Creating data

There are many decisions to make before you begin to create your data. These decisions will affect how you can access, use and manage your data. It is time and effort efficient to make these decisions early in the project lifecycle. Many funders will expect you to provide evidence to show that you have completed a satisfactory level of data planning.

Data protection, ethics and security
How do ethical issues affect my research data?

Ethical guidelines issued by funders and the University cover how you can create and store data.

GCU's Research Ethics Sub-Committee stipulates that all research conducted by staff and students of the University which involves human participants, or includes human tissue samples, is subject to ethical scrutiny and approval.

Ethical review is usually conducted through your School Ethics Committee. For further information visit your School's web pages:

How does data protection affect my research data?

The General Data Protection Regulation (GDPR) and the Data Protection Act 2018 govern the processing of personal data. The Information Matters intranet site offers guidance to support researchers in complying with Data Protection legislation.

The Information Compliance department has created a workflow to help you make decisions about data protection issues which may relate to your project.

How do I negotiate consent with research participants?

A consent form should be completed by all participants when conducting interviews or research. Participants should be asked to sign a consent form which outlines:

  • What the data is being collected for
  • Who will process the data
  • Any likely re-uses of the data

You will be required to provide a Privacy Notice whenever you obtain personal data directly from individuals. In research this is likely to take the form of a participants' information sheet.

Guidance for Researchers document is available from the Information Matters intranet site and provides detailed information about obtaining consent from participants.

How do I store my data?

Due to the often sensitive and confidential nature of the information created and managed during research projects, it is imperative that appropriate security measures are in place and that all staff are aware of the need to keep information secure. During the research project and on its completion, records and data must be stored in a secure and appropriate environment. The selected store should provide adequate space, security, access control and environmental conditions. Appropriate technical procedures should be established to ensure that instances of unauthorised access, loss or misuse of data do not occur. These procedures should apply to both on and off-campus activity, especially if staff work from home. Access to all personal data should be controlled through the use of passwords, which must be changed on a regular basis. See our webpage for further information about storing your data.

Paper records

Records must be kept in locked cabinets and in locked offices or storage rooms. Access to cabinets, offices and storage rooms must be restricted to authorised personnel only.
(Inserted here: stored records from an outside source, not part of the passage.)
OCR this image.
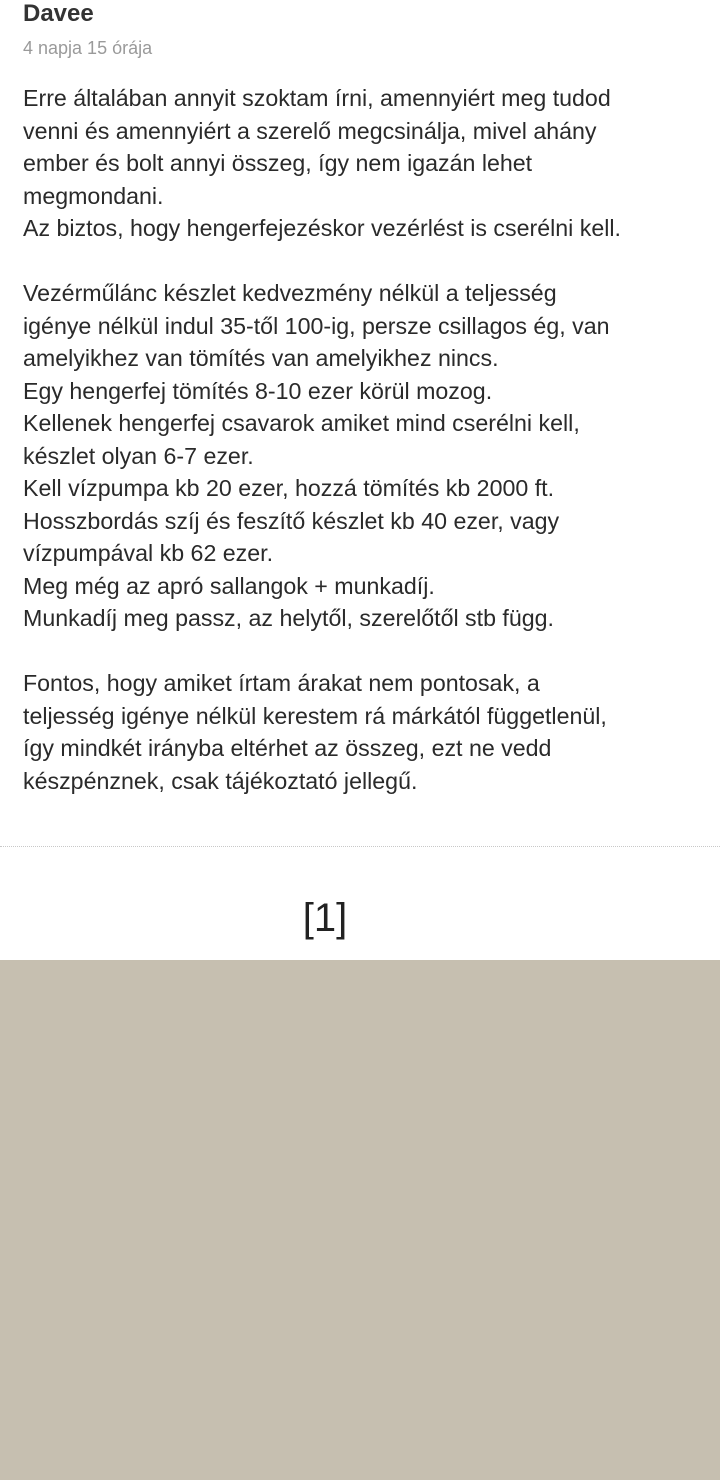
Davee
4 napja 15 órája
Erre általában annyit szoktam írni, amennyiért meg tudod
venni és amennyiért a szerelő megcsinálja, mivel ahány
ember és bolt annyi összeg, így nem igazán lehet
megmondani.
Az biztos, hogy hengerfejezéskor vezérlést is cserélni kell.
Vezérműlánc készlet kedvezmény nélkül a teljesség
igénye nélkül indul 35-től 100-ig, persze csillagos ég, van
amelyikhez van tömítés van amelyikhez nincs.
Egy hengerfej tömítés 8-10 ezer körül mozog.
Kellenek hengerfej csavarok amiket mind cserélni kell,
készlet olyan 6-7 ezer.
Kell vízpumpa kb 20 ezer, hozzá tömítés kb 2000 ft.
Hosszbordás szíj és feszítő készlet kb 40 ezer, vagy
vízpumpával kb 62 ezer.
Meg még az apró sallangok + munkadíj.
Munkadíj meg passz, az helytől, szerelőtől stb függ.
Fontos, hogy amiket írtam árakat nem pontosak, a
teljesség igénye nélkül kerestem rá márkától függetlenül,
így mindkét irányba eltérhet az összeg, ezt ne vedd
készpénznek, csak tájékoztató jellegű.
[1]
Information should be destroyed appropriately, either using a cross-cut shredder or by using the University's confidential waste service. If you need to destroy papers containing confidential information you should use the University's shredding contractor Shred-It. Contact the Facilities Helpdesk to request confidential waste bags. Once you've provided Shred-It with a purchase order they will confirm collection arrangements.

Electronic records
  • Ensure that your PC is locked whenever you are away from your desk
  • Passwords should never be shared with other members of staff and should be changed on a regular basis (and always when a member of staff leaves a project)
  • Each study database should be password protected with its own unique password and access to the password restricted to authorised personnel only
  • Where identifiable data is not a requirement of the research project, the data should be retained in an anonymised format
How do I share or publish my findings?

There can be a tension between abiding by data protection legislation and ethical guidelines, whilst fulfilling funder and public expectations to make research data available.

Confidential and personal data (such as information which identifies an individual) can only be shared if consent has been given for this. It is customary to protect participants' identities through anonymisation and control access by restricting who can use the data. Consult with your School Ethics Committee if you are unsure whether your data can be shared or published.
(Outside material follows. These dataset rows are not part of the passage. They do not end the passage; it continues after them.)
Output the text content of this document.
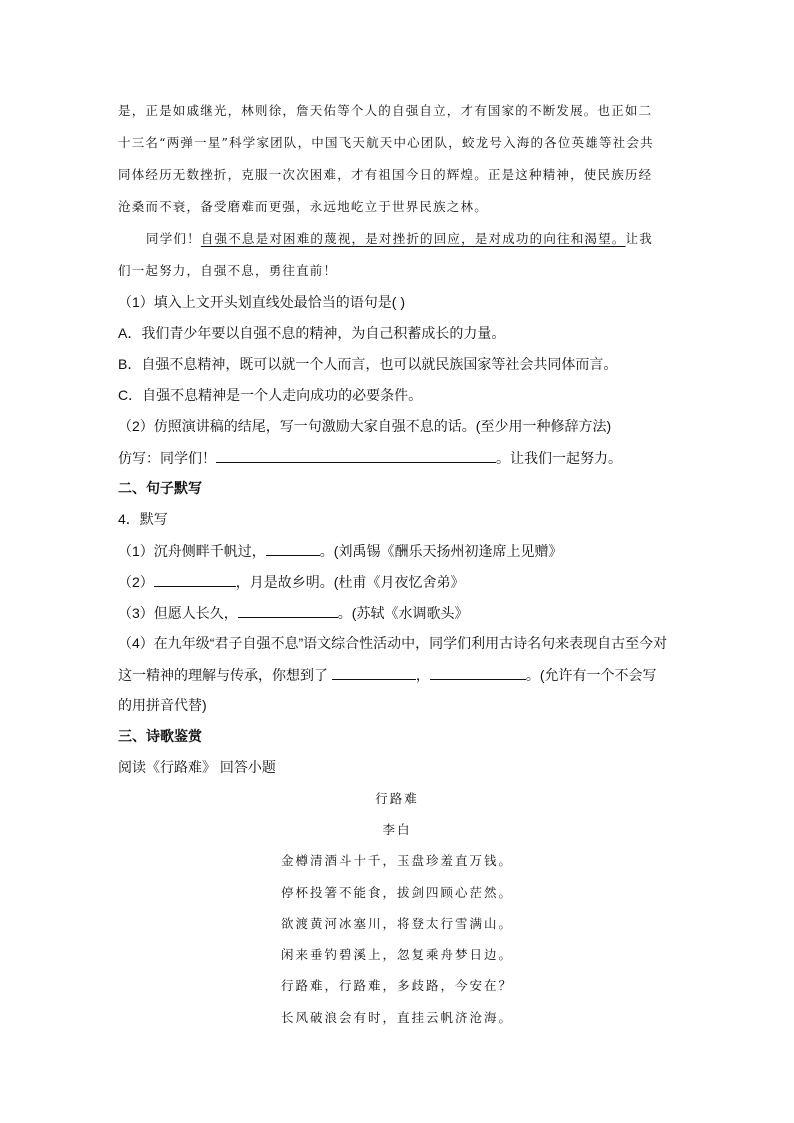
是，正是如戚继光，林则徐，詹天佑等个人的自强自立，才有国家的不断发展。也正如二
十三名“两弹一星”科学家团队，中国飞天航天中心团队，蛟龙号入海的各位英雄等社会共
同体经历无数挫折，克服一次次困难，才有祖国今日的辉煌。正是这种精神，使民族历经
沧桑而不衰，备受磨难而更强，永远地屹立于世界民族之林。
同学们！自强不息是对困难的蔑视，是对挫折的回应，是对成功的向往和渴望。让我
们一起努力，自强不息，勇往直前！
（1）填入上文开头划直线处最恰当的语句是( )
A．我们青少年要以自强不息的精神，为自己积蓄成长的力量。
B．自强不息精神，既可以就一个人而言，也可以就民族国家等社会共同体而言。
C．自强不息精神是一个人走向成功的必要条件。
（2）仿照演讲稿的结尾，写一句激励大家自强不息的话。(至少用一种修辞方法)
仿写：同学们！	。让我们一起努力。
二、句子默写
4．默写
（1）沉舟侧畔千帆过，	。(刘禹锡《酬乐天扬州初逢席上见赠》
（2）	，月是故乡明。(杜甫《月夜忆舍弟》
（3）但愿人长久，	。(苏轼《水调歌头》
（4）在九年级“君子自强不息”语文综合性活动中，同学们利用古诗名句来表现自古至今对
这一精神的理解与传承，你想到了	，	。(允许有一个不会写
的用拼音代替)
三、诗歌鉴赏
阅读《行路难》 回答小题
行路难
李白
金樽清酒斗十千，玉盘珍羞直万钱。
停杯投箸不能食，拔剑四顾心茫然。
欲渡黄河冰塞川，将登太行雪满山。
闲来垂钓碧溪上，忽复乘舟梦日边。
行路难，行路难，多歧路，今安在？
长风破浪会有时，直挂云帆济沧海。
See our webpage for further information about sharing your data.

The UK Data Service also provides some useful guidance on consent and ethics.

File formats
What should I consider when choosing file formats?

The formats you choose will depend on:

  • How you plan to analyse your data
  • What software is compatible with the hardware that you have available
  • Preferences between proprietary and open software
  • Any discipline-specific norms (and the associated peer-to-peer support that comes with them)
  • How you plan to archive your data

You may choose certain formats during data collection and analysis but others for preservation - for example, by converting your data to standard or open formats. Sometimes the data centre you use to archive your data will convert the file formats for you.

What formats do data centres expect?

You may choose or be required to submit your data to a data centre. They may convert your data to a preferred format for preservation. It's worth thinking about how these decisions may affect your ability to access and re-use your data in the future.

The UK Data Archive list of preferred formats gives an indication of standards to which data centres typically work. It is often easiest to create your data in these formats and prevent the need for format conversion prior to archiving.

The National Archives offer a guide to selecting file formats for long-term preservation which provides a detailed description of file format considerations and offers an insight into how professional archivists view the issue.